The runes flared at my touch, recognizing lunar magic, perhaps.
I began to unravel them, working slowly, carefully.
The wax softened under my touch, not melting, but yielding, like it was accepting my intent.
Like it wanted to be broken. I dug through the seals one by one, the glass warming beneath my palms. This wasn’t just about destroying Arabesque’s weapon; it was about freeing a noble creature from torment.
“Almost there,” I said both to Foster and through the comms, as tears trickled down my cheeks.
“Serafina!” Koa suddenly boomed. “Arabesque’s gone! Z and I had her cornered and then nothing. Like she just dissolved.”
“Teleported or used a charm. I dunno. Maybe she ducked back through her own portal,” Zane rambled.
Suddenly, Brummy let out a roar that shook the floorboards. Foster stiffened, his nostrils flaring as he scented the air, and I knew.
I knew.
Something—a pressure, a presence, a darkness—made the hairs on my arms stand on end, and a chill that had nothing to do with the temperature slithered down my spine.
“She’s here, Little Boss,” Foster growled. “Come to see who’s killing her monsters.”
The final seal gave way with a soft sigh, and I stood.
“Finish it.” I nodded toward the reliquary as I headed for the doorway. “Destroy the heart. Free Velithorne.”
“And what are you gonna do?” Foster’s eyes told me he didn’t need the answer.
“You already know.” I laid a hand on dear Brummy’s head. “Stay. Guard Alpha Toast for me.”
“Seri, no!” Koa’s voice broke through the static, raw with fear. “We’re coming! Just stall!”
“The White Dread is still alive. The super rogues are still attacking. You need to finish that first.”
“Serafina,” Casimir started, but I cut him off.
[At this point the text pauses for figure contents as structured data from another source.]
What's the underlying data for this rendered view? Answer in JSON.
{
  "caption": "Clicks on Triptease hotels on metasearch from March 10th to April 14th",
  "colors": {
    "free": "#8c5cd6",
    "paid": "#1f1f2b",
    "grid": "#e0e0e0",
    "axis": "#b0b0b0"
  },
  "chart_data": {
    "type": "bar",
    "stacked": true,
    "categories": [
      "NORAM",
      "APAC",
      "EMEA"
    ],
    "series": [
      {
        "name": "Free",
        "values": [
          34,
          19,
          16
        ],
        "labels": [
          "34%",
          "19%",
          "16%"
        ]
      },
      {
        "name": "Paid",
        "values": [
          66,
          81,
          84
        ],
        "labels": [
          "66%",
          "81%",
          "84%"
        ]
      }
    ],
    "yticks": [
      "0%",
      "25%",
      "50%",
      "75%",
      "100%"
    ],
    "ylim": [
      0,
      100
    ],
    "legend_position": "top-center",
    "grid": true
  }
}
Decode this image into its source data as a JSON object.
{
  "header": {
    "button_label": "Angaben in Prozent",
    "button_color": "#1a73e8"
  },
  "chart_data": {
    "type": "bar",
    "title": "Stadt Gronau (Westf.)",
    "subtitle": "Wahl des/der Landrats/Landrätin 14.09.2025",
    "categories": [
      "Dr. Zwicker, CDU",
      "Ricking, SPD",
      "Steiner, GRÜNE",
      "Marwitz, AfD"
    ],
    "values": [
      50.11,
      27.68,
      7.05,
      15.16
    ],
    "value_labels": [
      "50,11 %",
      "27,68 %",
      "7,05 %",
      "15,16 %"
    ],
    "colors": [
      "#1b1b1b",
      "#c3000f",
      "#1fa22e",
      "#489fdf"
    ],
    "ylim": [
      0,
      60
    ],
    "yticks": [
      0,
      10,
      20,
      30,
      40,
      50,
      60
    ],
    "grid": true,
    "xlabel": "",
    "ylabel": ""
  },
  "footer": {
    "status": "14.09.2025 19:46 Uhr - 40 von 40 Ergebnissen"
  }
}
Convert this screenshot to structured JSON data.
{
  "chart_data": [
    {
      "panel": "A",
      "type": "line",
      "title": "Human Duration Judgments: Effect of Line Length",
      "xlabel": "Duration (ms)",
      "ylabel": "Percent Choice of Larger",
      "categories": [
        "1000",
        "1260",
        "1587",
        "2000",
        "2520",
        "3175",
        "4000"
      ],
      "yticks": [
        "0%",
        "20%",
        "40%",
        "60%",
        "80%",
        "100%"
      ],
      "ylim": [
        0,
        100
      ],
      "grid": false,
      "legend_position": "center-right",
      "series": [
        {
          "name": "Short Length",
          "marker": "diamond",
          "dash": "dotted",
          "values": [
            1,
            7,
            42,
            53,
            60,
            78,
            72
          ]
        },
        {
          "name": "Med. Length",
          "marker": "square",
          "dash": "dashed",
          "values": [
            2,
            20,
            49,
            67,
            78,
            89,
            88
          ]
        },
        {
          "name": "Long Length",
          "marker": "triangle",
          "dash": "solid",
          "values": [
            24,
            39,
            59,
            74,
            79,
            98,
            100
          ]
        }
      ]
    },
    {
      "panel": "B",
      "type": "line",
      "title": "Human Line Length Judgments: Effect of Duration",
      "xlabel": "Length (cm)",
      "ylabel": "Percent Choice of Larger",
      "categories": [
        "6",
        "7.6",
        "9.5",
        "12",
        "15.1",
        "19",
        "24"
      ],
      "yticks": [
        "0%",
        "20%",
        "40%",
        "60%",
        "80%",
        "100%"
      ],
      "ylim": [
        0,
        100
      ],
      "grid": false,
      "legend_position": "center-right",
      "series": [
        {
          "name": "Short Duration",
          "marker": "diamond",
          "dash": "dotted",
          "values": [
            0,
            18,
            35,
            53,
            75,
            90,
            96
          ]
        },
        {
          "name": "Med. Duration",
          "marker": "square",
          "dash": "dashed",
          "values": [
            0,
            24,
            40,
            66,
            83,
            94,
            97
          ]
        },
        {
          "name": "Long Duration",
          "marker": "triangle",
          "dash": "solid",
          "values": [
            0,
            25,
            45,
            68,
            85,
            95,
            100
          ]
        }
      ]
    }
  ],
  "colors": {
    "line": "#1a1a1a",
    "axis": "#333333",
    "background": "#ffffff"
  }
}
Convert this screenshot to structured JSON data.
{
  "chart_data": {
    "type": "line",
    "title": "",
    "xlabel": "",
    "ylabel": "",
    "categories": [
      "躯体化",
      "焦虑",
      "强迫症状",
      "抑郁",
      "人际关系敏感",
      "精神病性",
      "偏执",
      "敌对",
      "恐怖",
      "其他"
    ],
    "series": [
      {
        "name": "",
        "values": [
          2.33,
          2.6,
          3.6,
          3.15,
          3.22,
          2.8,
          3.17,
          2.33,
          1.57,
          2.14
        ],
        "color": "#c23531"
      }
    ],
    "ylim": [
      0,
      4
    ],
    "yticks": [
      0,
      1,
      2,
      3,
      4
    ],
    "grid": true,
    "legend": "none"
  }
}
“This is my fight, Simmy.” My voice was steadier than I’d expected with my hands shaking the way they were. “Mine.”
Koa was still arguing, Zane was swearing, and Casimir had gone silent, a sure sign he was furious.
I understood their fear. Part of me shared it. But another part, the part that had endured years of Arabesque’s cruelty, the part that had survived her siphoning my magic until I was hollow, the part that remembered Papa’s face… That part was ready.
“I love you all,” I cut through their protests. “Now let me do this.”
Then I dropped my earpiece into my pocket. I would need all of my concentration for what was to come.
I was surprised Foster didn’t try to stop me, but when I glanced over my shoulder, I saw him following me, the glass reliquary in his hands and Brummy at his side.
These men. These infuriating, magnificent men.
Squaring up my shoulders, raising my chin, I headed back the way we’d come, the door still hanging wide open.
My nose wrinkled at the stench of Dark magic, and my own power rose to meet it, liquid moonlight flowing through my veins.
Maybe it wasn’t enough to match her, but it would be enough to stand my ground.
Striding off the porch, I scanned the yard, the driveway, the…
Ah. There she stood. In the grave of Papa’s orchard. Tall and beautiful and terrible. My stepmother. My tormentor. My enemy.
Arabesque Harrow’s smile carved itself across her face like a wound, and the world seemed to darken around her.
“Hello, Serafina. Been waiting to welcome me home?”